Transurban (ASX:TCL) closes capital raise with a $371m shortfall

Company News

by Lauren Evans

Roads developer Transurban (ASX:TCL) has wrapped up their $4.23 billion raising launched in September after completing the retail component of their entitlement offer, which closed at a $371 million shortfall.

Last month, Transurban launched a bid to acquire a 49 per cent stake in Westconnex from the NSW Government for $11.1 billion, while Sydney Road Partners own the remaining.  

Under the retail offer, Transurban issued 82.1 million securities at $13 per share to retail investors. Around 28.6 million new shares under the retail bookbuild were offered for sale at $13.30 per security, a $0.30 per security premium over the issue price of $13. 

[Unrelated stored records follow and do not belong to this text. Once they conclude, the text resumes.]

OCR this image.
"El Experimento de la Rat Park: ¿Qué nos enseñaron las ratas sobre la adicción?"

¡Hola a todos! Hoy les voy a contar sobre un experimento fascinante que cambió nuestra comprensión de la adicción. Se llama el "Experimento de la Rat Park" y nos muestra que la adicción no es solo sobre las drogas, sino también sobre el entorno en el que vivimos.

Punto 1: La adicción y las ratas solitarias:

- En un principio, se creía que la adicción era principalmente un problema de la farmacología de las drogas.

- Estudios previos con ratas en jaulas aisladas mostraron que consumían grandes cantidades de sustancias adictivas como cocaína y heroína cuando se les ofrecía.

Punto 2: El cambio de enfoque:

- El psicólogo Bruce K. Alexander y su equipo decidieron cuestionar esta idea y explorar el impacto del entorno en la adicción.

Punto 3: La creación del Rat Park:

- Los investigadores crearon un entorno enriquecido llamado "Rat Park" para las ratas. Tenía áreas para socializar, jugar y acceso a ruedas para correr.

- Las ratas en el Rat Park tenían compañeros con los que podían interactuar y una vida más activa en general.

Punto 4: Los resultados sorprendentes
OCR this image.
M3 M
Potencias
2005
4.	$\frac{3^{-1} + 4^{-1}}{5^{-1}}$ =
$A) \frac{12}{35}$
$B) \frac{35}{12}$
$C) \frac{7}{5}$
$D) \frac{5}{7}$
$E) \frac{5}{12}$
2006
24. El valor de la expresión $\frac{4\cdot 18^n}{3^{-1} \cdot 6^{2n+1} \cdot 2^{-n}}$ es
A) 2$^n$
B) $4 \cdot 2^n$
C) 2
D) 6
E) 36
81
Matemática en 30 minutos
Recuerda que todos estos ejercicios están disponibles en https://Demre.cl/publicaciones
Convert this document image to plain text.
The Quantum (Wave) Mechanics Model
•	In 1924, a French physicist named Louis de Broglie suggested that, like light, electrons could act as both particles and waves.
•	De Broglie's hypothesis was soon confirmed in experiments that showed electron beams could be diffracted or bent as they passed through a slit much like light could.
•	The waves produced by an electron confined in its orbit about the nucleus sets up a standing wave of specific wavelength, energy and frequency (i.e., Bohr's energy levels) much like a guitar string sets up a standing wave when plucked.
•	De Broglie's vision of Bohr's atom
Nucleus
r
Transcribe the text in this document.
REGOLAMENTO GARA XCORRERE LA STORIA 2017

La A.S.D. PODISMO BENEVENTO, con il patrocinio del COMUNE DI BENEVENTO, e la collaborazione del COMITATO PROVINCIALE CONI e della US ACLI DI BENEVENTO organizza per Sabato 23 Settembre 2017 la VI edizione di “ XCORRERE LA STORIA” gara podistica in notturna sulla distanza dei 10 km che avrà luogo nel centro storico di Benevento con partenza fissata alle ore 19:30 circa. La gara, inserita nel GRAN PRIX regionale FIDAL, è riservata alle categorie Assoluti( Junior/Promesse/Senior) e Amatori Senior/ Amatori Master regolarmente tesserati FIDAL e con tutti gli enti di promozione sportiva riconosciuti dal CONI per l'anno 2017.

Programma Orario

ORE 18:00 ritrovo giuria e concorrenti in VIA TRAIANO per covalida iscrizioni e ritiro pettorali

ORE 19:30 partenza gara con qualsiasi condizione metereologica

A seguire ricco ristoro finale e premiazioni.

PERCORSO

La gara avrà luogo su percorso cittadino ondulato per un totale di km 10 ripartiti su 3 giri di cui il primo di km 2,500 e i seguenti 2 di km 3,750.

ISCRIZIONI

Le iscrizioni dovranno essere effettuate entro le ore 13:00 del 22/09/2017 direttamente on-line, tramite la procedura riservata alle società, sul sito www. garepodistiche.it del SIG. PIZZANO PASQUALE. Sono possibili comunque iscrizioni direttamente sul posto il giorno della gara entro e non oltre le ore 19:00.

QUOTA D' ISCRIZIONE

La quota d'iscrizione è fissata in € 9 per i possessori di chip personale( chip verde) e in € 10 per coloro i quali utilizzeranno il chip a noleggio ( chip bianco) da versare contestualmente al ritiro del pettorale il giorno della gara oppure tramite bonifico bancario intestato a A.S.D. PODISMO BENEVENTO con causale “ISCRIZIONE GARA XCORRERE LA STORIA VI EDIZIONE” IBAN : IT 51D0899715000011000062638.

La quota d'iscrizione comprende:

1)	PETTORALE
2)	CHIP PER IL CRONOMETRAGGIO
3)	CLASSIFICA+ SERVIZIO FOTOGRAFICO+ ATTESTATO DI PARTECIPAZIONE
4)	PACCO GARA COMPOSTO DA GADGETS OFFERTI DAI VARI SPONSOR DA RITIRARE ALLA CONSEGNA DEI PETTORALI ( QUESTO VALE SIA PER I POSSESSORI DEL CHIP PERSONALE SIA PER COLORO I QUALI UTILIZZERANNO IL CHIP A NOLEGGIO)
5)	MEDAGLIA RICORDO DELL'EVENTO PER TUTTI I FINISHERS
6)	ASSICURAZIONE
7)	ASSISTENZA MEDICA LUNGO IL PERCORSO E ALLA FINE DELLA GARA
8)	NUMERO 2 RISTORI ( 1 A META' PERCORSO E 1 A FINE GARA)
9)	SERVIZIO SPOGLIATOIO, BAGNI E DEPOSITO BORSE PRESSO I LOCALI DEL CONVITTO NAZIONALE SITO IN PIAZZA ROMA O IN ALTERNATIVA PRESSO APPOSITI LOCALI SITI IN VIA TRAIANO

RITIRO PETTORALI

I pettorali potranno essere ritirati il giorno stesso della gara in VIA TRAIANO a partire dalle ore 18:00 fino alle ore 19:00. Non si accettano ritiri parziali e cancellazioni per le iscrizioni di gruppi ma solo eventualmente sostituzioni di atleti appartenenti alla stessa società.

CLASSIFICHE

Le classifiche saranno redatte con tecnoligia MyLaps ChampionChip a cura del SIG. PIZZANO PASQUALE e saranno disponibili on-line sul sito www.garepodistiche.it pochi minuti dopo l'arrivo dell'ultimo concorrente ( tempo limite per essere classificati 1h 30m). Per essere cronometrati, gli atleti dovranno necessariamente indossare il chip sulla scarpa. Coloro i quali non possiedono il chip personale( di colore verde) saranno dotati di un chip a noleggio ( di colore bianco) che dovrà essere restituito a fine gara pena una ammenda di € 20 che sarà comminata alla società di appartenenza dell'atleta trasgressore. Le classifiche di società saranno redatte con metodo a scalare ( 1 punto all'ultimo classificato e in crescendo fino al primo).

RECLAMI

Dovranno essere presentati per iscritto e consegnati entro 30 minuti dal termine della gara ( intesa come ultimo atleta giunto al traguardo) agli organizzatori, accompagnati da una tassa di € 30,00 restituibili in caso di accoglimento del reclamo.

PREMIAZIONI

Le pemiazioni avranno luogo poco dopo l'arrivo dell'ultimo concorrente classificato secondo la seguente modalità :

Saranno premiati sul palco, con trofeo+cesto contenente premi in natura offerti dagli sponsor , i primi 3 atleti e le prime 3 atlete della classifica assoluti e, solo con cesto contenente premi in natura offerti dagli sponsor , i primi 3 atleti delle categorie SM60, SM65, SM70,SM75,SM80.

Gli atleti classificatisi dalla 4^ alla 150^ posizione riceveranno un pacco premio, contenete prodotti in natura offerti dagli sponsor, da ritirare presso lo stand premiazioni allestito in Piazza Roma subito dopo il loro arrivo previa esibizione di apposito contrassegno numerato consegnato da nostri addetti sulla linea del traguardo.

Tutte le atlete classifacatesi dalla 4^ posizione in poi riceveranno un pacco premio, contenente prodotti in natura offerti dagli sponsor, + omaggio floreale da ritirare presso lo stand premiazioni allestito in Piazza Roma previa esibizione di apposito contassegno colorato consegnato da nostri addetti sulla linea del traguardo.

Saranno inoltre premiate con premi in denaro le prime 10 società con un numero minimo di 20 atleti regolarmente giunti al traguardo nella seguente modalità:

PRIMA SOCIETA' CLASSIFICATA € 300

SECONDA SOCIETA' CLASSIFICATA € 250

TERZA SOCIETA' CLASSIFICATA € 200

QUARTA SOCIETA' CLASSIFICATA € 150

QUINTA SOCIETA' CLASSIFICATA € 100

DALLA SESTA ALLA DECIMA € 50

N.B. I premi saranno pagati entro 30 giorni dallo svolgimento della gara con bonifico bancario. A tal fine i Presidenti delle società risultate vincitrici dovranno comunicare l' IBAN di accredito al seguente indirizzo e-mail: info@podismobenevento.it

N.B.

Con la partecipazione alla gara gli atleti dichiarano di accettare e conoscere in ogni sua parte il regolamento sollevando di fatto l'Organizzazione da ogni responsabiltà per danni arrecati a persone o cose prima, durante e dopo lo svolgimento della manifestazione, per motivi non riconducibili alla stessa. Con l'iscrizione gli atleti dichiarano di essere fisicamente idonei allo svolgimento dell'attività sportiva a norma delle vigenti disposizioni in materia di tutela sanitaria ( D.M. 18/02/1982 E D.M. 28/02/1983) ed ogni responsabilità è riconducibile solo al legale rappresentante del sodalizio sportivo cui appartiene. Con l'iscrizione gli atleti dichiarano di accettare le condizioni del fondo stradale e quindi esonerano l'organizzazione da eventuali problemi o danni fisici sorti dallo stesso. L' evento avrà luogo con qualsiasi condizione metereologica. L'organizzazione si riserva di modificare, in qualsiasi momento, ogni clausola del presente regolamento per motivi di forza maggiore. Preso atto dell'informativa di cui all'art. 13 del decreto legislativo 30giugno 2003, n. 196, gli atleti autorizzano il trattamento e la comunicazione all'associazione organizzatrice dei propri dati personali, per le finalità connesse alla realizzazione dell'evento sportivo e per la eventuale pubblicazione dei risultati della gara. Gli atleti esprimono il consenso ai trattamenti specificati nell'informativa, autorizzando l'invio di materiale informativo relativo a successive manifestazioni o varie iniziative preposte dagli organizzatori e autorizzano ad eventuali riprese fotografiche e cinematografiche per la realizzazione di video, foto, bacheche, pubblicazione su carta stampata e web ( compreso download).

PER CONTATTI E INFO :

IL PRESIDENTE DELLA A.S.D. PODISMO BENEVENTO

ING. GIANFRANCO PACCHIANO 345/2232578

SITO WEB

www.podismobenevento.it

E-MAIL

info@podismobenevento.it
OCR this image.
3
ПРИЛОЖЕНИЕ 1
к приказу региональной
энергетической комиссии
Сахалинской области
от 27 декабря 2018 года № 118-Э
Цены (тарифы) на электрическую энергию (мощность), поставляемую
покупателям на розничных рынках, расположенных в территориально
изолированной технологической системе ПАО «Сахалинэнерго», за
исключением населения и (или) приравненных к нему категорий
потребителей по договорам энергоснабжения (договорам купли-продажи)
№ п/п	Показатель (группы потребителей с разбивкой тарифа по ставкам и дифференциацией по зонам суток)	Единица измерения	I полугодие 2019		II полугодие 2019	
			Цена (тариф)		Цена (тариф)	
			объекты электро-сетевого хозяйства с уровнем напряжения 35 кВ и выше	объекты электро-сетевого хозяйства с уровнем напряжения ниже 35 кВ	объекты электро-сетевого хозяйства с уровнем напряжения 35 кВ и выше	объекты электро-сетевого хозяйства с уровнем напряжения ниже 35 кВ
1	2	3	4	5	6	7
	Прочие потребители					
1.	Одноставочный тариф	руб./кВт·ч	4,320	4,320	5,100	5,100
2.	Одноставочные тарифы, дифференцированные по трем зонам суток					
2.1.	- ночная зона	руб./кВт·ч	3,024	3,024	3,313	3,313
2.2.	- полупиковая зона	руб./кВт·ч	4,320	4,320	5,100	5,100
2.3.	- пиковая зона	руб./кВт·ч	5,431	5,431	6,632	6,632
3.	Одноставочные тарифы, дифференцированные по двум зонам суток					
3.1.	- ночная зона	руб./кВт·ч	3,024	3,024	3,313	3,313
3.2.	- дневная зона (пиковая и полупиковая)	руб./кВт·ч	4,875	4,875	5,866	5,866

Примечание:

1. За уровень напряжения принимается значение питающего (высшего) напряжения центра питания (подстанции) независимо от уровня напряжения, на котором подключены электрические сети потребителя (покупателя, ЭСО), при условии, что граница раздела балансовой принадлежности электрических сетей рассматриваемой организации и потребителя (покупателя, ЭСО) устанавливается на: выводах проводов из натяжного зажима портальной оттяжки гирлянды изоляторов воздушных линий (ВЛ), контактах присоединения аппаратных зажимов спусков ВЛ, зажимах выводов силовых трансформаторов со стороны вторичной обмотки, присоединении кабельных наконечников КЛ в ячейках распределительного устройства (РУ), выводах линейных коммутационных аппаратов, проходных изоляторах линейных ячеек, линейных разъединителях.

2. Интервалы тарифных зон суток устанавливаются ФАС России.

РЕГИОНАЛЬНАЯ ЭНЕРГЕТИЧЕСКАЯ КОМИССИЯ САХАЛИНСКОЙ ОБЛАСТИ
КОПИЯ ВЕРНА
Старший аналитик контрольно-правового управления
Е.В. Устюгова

The funding announced today represents the final stage of Transurban’s capital raising, despite a $371 million shortfall. Shares are slated to be allocated next Monday 18 October. Accordingly, retail security holders who elected not to take up their entitlements and ineligible retail investors, will receive $0.30 retail premium for each new share not taken up under the retail component. 

A large portion of the capital raising was funded from the institutional componenet of the offer via a placement to Sydney Transport Partners (STP) consortium member AustralianSuper, in which they successfully raised $2.9 billion.

“We now look forward to financial close of the WestConnex acquisition and continuing to work with our partners and the NSW Government as we deliver and operate this transformational asset for Sydney," said CEO Scott Charlton. 

Shares in Transurban (ASX:TCL) are trading 0.9 per cent higher at $13.68.